Jodz, over the next decade you have so much to look forward to! Now you are eligible to be a Junior member of the Ulysses Club. To be a 'Junior' anything at your age has to be a good thing, right?
But that's not all! More than likely, sometime in the next ten years, as you go hooning around on your scooter, or driving the school bus, your thermostat will start to go a bit wobbly. You will notice some interesting eyebrow growth. Gravity will exert its authority on bits of you that you would prefer it to keep away from. There may be twinges here and there – little gifts from above that remind you to get out and have fun while you still can.
Oh yes – the forties really are fabulous! These tiny reminders are gentle - nothing like the sledgehammers that will bludgeon you as soon as you hit 50.
Not-so-old Chooks R Us - Jodie & Betty (photo: Geoff Hansford)

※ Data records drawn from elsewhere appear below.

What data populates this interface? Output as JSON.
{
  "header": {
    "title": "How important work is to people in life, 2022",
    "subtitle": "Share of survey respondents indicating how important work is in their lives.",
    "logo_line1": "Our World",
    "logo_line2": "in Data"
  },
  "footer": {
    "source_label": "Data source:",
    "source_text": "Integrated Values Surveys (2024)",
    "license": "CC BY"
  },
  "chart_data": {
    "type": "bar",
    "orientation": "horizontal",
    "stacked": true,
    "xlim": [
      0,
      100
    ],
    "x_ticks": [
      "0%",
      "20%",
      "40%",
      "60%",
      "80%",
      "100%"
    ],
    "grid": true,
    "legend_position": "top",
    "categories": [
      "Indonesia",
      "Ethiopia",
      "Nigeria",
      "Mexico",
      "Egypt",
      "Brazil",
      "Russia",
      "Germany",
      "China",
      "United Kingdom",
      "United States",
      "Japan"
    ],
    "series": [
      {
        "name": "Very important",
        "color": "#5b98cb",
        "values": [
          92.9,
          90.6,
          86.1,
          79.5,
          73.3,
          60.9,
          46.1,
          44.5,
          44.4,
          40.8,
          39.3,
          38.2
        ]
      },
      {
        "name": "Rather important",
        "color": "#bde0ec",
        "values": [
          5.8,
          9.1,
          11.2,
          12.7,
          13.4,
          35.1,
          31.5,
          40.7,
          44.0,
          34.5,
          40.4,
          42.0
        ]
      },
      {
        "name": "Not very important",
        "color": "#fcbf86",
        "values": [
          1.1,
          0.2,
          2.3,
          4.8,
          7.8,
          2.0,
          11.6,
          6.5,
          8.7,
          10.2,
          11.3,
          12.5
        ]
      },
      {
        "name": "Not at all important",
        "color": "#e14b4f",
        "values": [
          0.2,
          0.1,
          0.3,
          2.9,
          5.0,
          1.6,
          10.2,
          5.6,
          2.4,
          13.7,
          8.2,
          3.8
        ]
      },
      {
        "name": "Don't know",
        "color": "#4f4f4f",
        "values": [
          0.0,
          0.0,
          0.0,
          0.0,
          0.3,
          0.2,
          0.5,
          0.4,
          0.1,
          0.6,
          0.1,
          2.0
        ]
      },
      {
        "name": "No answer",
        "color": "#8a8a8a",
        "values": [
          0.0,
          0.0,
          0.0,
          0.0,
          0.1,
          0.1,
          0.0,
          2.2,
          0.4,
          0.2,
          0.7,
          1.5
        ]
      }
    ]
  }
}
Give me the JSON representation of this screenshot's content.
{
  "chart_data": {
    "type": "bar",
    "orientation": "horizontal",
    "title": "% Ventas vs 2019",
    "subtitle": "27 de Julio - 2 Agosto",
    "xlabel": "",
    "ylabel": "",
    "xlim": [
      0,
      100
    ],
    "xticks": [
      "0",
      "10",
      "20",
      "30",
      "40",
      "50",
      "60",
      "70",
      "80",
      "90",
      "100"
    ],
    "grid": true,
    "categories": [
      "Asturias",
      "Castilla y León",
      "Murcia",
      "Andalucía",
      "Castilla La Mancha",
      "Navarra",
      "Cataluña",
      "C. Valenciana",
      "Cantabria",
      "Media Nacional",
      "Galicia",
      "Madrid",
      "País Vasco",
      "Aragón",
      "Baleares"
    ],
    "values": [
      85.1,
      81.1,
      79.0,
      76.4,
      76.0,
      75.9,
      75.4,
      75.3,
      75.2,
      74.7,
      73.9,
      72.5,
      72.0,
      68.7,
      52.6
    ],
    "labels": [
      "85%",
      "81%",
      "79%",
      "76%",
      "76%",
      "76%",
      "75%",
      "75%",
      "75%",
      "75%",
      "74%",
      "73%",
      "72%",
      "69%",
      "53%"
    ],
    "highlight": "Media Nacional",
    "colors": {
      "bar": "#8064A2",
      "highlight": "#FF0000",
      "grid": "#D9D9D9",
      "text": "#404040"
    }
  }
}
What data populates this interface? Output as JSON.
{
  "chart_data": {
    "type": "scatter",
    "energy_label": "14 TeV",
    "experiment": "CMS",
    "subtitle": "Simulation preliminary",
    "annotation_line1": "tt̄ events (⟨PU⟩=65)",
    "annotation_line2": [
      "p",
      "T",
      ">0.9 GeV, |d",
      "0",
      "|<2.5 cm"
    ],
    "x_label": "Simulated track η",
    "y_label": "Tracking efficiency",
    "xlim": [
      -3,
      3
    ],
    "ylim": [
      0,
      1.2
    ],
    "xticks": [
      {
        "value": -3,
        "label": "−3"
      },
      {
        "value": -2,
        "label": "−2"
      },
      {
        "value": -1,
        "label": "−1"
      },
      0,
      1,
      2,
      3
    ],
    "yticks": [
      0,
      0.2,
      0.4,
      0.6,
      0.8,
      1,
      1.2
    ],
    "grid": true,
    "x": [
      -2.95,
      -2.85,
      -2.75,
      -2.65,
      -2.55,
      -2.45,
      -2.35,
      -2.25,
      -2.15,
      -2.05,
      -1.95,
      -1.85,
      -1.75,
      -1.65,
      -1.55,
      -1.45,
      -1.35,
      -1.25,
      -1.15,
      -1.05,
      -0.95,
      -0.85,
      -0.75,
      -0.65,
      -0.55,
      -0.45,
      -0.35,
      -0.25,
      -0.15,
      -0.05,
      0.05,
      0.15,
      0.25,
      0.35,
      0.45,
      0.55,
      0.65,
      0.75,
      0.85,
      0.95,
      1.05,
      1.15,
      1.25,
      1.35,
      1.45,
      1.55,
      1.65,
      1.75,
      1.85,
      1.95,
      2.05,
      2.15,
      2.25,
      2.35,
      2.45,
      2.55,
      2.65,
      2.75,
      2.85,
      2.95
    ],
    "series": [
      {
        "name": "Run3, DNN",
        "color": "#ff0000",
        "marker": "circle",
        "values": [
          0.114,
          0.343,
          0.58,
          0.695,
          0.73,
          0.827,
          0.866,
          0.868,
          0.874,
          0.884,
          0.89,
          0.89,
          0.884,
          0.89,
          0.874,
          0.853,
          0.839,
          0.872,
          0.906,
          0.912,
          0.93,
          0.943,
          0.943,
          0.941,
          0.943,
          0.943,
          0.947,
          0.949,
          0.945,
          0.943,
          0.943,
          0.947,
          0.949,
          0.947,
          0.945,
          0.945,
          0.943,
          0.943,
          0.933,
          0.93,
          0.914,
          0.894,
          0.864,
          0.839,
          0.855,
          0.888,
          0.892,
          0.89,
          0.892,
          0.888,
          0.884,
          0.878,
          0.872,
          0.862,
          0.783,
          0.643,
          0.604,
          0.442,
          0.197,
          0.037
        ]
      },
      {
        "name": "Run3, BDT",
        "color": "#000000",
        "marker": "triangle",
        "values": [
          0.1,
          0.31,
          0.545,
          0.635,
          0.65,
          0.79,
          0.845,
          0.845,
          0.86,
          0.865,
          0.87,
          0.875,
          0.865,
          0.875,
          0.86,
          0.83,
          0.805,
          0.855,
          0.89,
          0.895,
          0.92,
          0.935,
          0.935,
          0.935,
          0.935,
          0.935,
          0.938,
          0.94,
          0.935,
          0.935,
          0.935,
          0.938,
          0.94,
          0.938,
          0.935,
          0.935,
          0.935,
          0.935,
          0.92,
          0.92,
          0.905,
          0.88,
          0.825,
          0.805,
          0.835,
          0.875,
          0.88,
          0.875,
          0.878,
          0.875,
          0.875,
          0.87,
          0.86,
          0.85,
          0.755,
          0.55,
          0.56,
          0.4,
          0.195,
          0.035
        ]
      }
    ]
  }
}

A woman of 50, in Australia, is inundated with reminders of her age and her impending cronedom, no matter how youthful and energetic she feels. Australia Post is a co-conspirator in this campaign.
First, the postie will deliver the reminder that she is now eligible for free mammograms every two years. Oh joy! For years I have waited to have my boobs stretched out for free, and squashed flat between two cold glass plates, while I stand on tiptoe with teeth gritted and wonder WTF happened to the prospect of a dignified middle age. It's hard to be dignified when you're trapped by your tits in the jaws of a cold machine.
But wait, there's more! Australia Post will duly deliver a request to take part in the National Bowel Screening Program. That screening kit, which arrived at my house while I was away celebrating Jodie's arrival into fabulousness, is still sitting unopened on my table. I can't quite bring myself to send poo through the post. In fact, I haven't yet been able to read the 'how-to' booklet that came with the kit. I'm not the least bit curious about how to harvest the right amount of poo over a period of two or three days – or how to store Poo #1 while I wait for Poo #2 - or how to package it all up before posting it to a government laboratory for analysis. I pity the poor posties who ferry this icky cargo.
So Jodz – enjoy your 40s – possibly the last dignified decade you will be permitted! Thanks heaps for the great party - it was terrific!